The Age of Isolation (The Rise of Biomedicine): The scientific revolution of the 19th century shifted focus from the whole plant to its isolated active components. Key discoveries included the isolation of Morphine from the opium poppy (Papaver somniferum) in 1803 and Salicylic Acid (the precursor to Aspirin) from white willow bark (Salix alba) in 1838. This reductionist approach created a division between traditional, holistic herbalism and modern chemical medicine, leading to the marginalization of herbal practices in the West.

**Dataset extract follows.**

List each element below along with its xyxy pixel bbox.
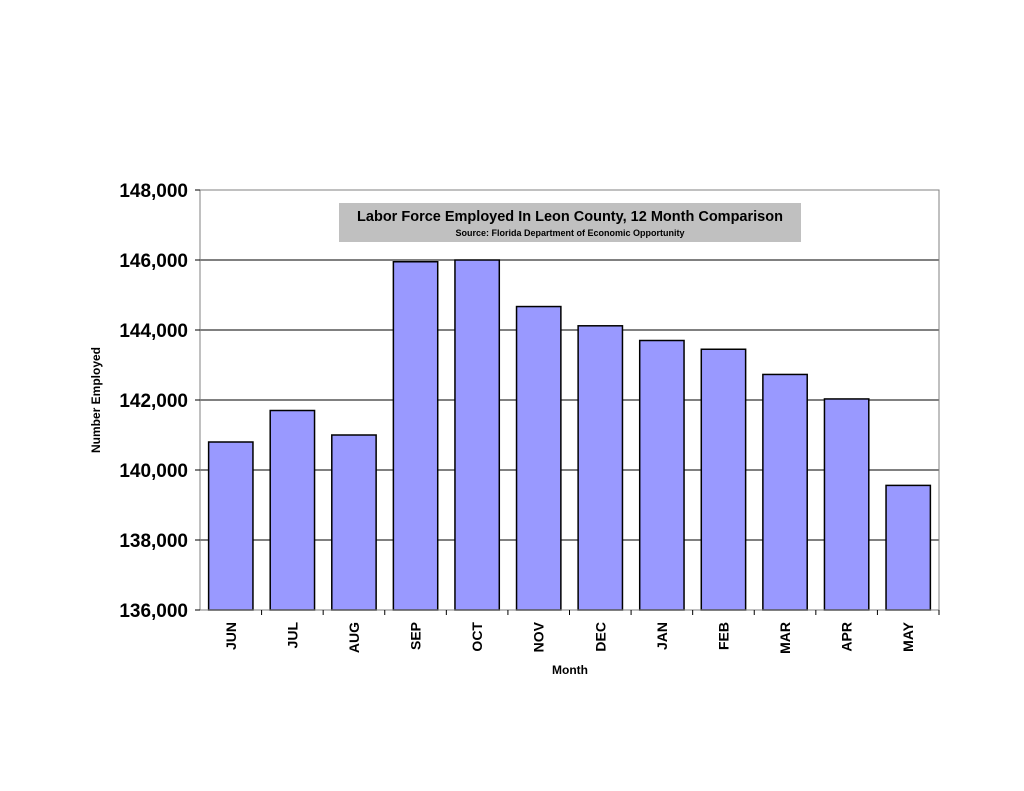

Integration and Synergy (Modern Phytotherapy): Starting in the mid-20th century, a global resurgence occurred due to concerns over the side effects of conventional medicine. Contemporary scientific research increasingly validates traditional knowledge, such as the efficacy of Artemisinin (Sweet Annie) against malaria and St. John's Wort (Hypericum perforatum) for treating mild depression. Crucially, this research confirms the traditional concept of Synergy that the whole plant extract, containing a complex profile of compounds, is often more effective and less toxic than an equivalent dose of an isolated active component.

The paper concludes that the future of herbalism lies in an integrative and sustainable model, wherein traditional wisdom, accumulated through millennia of observation, is validated and refined by rigorous scientific evidence and adherence to strict quality control standards (e.g., "chemical fingerprinting").